In a class of its own
You wouldn't necessarily give it to her, especially because of her cheerful and informal manner, but she is a multiple American and world champion and the only American to have mastered a climbing difficulty grade of 9a (French difficulty scale 1-9b). At the age of 14, she already won her first American championship title in the discipline "Lead" in Denver/Colorado, which she repeated two years later in Montreal, Canada. In 2011, she won the silver medal in the "Bouldering" discipline at the World Championships in Arco, Italy. Thanks to an 8th place in the discipline "Lead" and the 52nd place in the discipline "Speed" she won the world championship title across all disciplines. Between 2010 and 2012, she also took several victories of the Pan-American Championship and the National Championship. Since 2011, she can be seen rock climbing on challenging routes, ranging in difficulty from 8b - 9a. Difficulty grades between 8a to 8b mean that the climbing routes are "very difficult" and are reserved for top athletes who require several days to several weeks of preparation, including trying out the route, to master the route. Routes with difficulty grades 8c and higher are "unimaginably difficult" and represent the current limit of the world's climbing elite, which only a handful of climbers around the world can master.

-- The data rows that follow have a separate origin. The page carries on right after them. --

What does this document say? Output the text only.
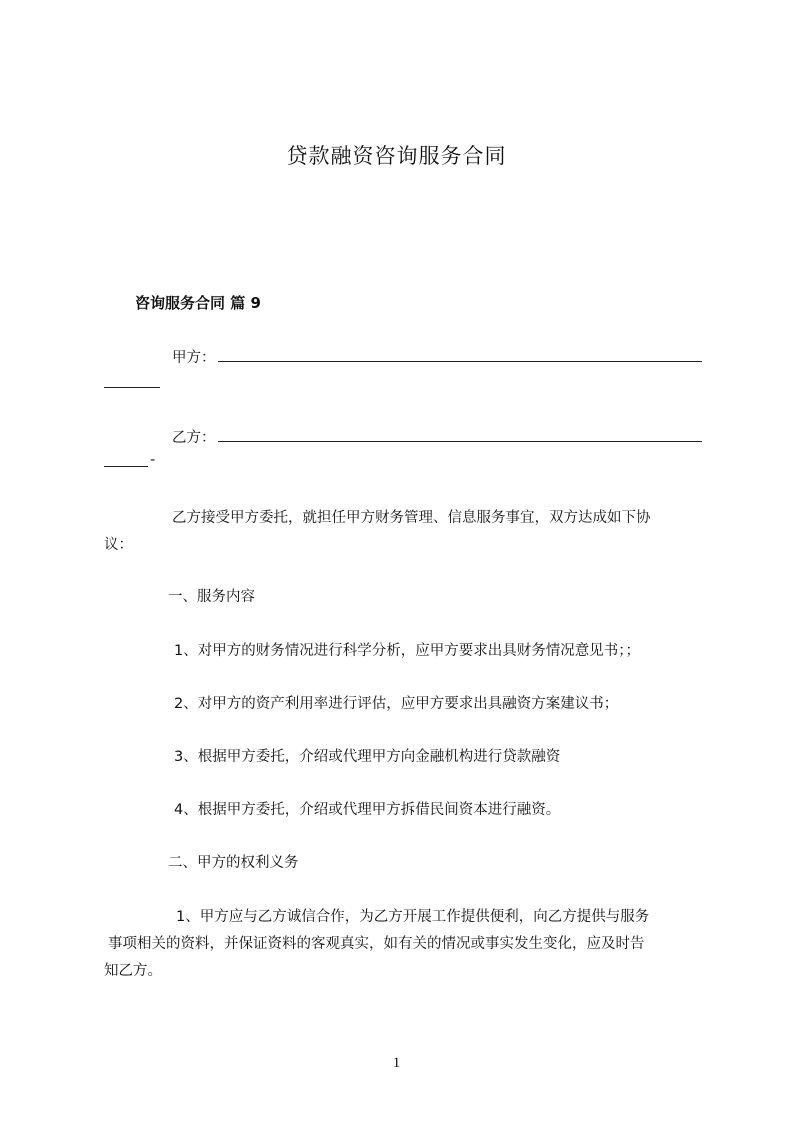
贷款融资咨询服务合同
咨询服务合同 篇 9
甲方：
乙方：
-
乙方接受甲方委托，就担任甲方财务管理、信息服务事宜，双方达成如下协
议：
一、服务内容
1、对甲方的财务情况进行科学分析，应甲方要求出具财务情况意见书；；
2、对甲方的资产利用率进行评估，应甲方要求出具融资方案建议书；
3、根据甲方委托，介绍或代理甲方向金融机构进行贷款融资
4、根据甲方委托，介绍或代理甲方拆借民间资本进行融资。
二、甲方的权利义务
1、甲方应与乙方诚信合作，为乙方开展工作提供便利，向乙方提供与服务
事项相关的资料，并保证资料的客观真实，如有关的情况或事实发生变化，应及时告
知乙方。
1
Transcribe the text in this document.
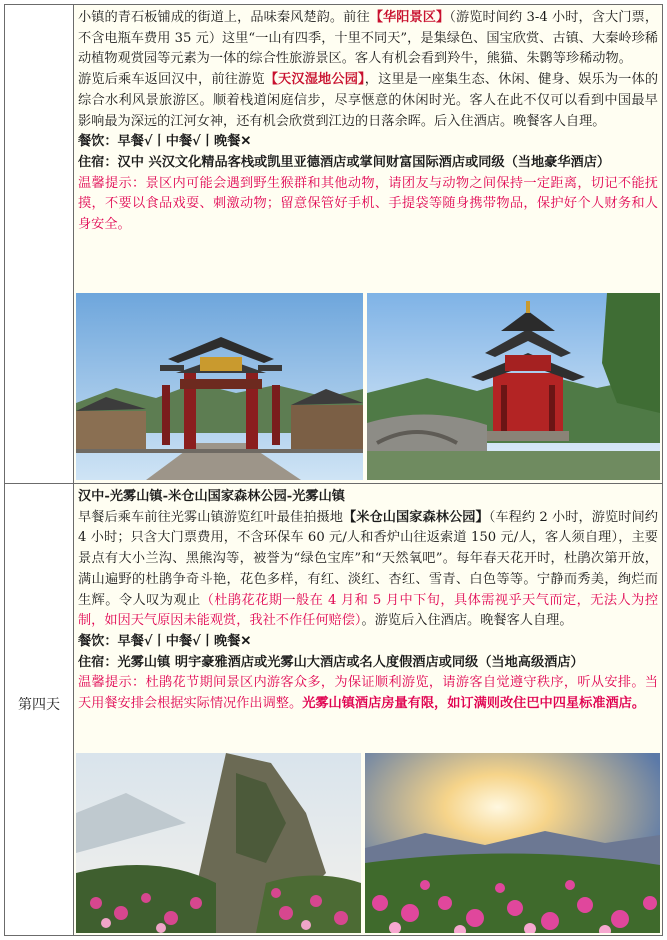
小镇的青石板铺成的街道上，品味秦风楚韵。前往【华阳景区】（游览时间约 3-4 小时，含大门票，不含电瓶车费用 35 元）这里“一山有四季，十里不同天”，是集绿色、国宝欣赏、古镇、大秦岭珍稀动植物观赏园等元素为一体的综合性旅游景区。客人有机会看到羚牛，熊猫、朱鹮等珍稀动物。

游览后乘车返回汉中，前往游览【天汉湿地公园】，这里是一座集生态、休闲、健身、娱乐为一体的综合水利风景旅游区。顺着栈道闲庭信步，尽享惬意的休闲时光。客人在此不仅可以看到中国最早影响最为深远的江河女神，还有机会欣赏到江边的日落余晖。后入住酒店。晚餐客人自理。

餐饮：早餐√丨中餐√丨晚餐✕

住宿：汉中 兴汉文化精品客栈或凯里亚德酒店或掌间财富国际酒店或同级（当地豪华酒店）

温馨提示：景区内可能会遇到野生猴群和其他动物，请团友与动物之间保持一定距离，切记不能抚摸，不要以食品戏耍、刺激动物；留意保管好手机、手提袋等随身携带物品，保护好个人财务和人身安全。

第四天

汉中-光雾山镇-米仓山国家森林公园-光雾山镇

早餐后乘车前往光雾山镇游览红叶最佳拍摄地【米仓山国家森林公园】（车程约 2 小时，游览时间约 4 小时；只含大门票费用，不含环保车 60 元/人和香炉山往返索道 150 元/人，客人须自理），主要景点有大小兰沟、黑熊沟等，被誉为“绿色宝库”和“天然氧吧”。每年春天花开时，杜鹃次第开放，满山遍野的杜鹃争奇斗艳，花色多样，有红、淡红、杏红、雪青、白色等等。宁静而秀美，绚烂而生辉。令人叹为观止（杜鹃花花期一般在 4 月和 5 月中下旬，具体需视乎天气而定，无法人为控制，如因天气原因未能观赏，我社不作任何赔偿）。游览后入住酒店。晚餐客人自理。

餐饮：早餐√丨中餐√丨晚餐✕

住宿：光雾山镇 明宇豪雅酒店或光雾山大酒店或名人度假酒店或同级（当地高级酒店）

温馨提示：杜鹃花节期间景区内游客众多，为保证顺利游览，请游客自觉遵守秩序，听从安排。当天用餐安排会根据实际情况作出调整。光雾山镇酒店房量有限，如订满则改住巴中四星标准酒店。
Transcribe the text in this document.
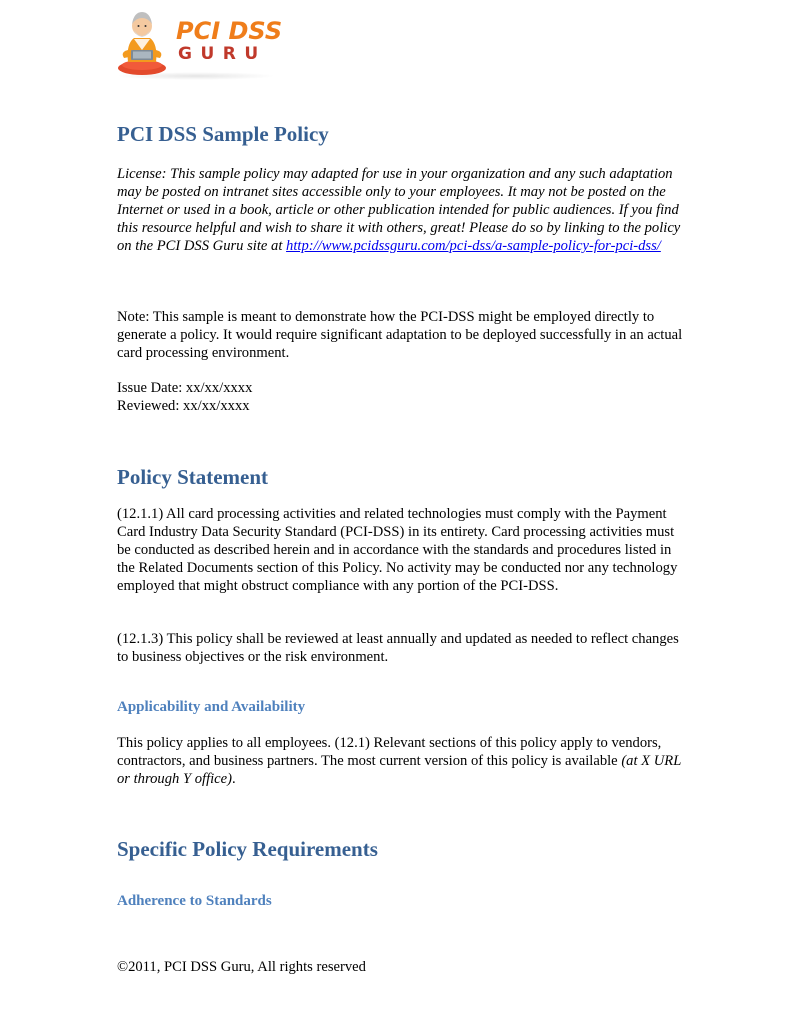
PCI DSS
GURU
PCI DSS Sample Policy

License: This sample policy may adapted for use in your organization and any such adaptation may be posted on intranet sites accessible only to your employees. It may not be posted on the Internet or used in a book, article or other publication intended for public audiences. If you find this resource helpful and wish to share it with others, great! Please do so by linking to the policy on the PCI DSS Guru site at http://www.pcidssguru.com/pci-dss/a-sample-policy-for-pci-dss/

Note: This sample is meant to demonstrate how the PCI-DSS might be employed directly to generate a policy. It would require significant adaptation to be deployed successfully in an actual card processing environment.

Issue Date: xx/xx/xxxx

Reviewed: xx/xx/xxxx

Policy Statement

(12.1.1) All card processing activities and related technologies must comply with the Payment Card Industry Data Security Standard (PCI-DSS) in its entirety. Card processing activities must be conducted as described herein and in accordance with the standards and procedures listed in the Related Documents section of this Policy. No activity may be conducted nor any technology employed that might obstruct compliance with any portion of the PCI-DSS.

(12.1.3) This policy shall be reviewed at least annually and updated as needed to reflect changes to business objectives or the risk environment.

Applicability and Availability

This policy applies to all employees. (12.1) Relevant sections of this policy apply to vendors, contractors, and business partners. The most current version of this policy is available (at X URL or through Y office).

Specific Policy Requirements
Adherence to Standards
©2011, PCI DSS Guru, All rights reserved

Given this impressive performance requirement, one really has to take one's hat off to her. In 2011 and 2012 in particular, she completed the most demanding climbs in Magalef, Spain, Maple Canyon, South Africa, or Red River Gorge, a canyon in Kentucky, USA. On November 15, 2011, at Red River Gorge, she mastered the tour "Pure Imagination" with 9a difficulty on an overhanging wall, which was later downgraded to 8c. In April 2012, she definitely conquered this hurdle when she mastered the tour "Era Vella" in Magalef, Spain, with difficulty grade 9a. She is the only North American woman who has ever successfully climbed such a difficulty. It is therefore not without reason that she is currently considered the best outdoor climber in the world.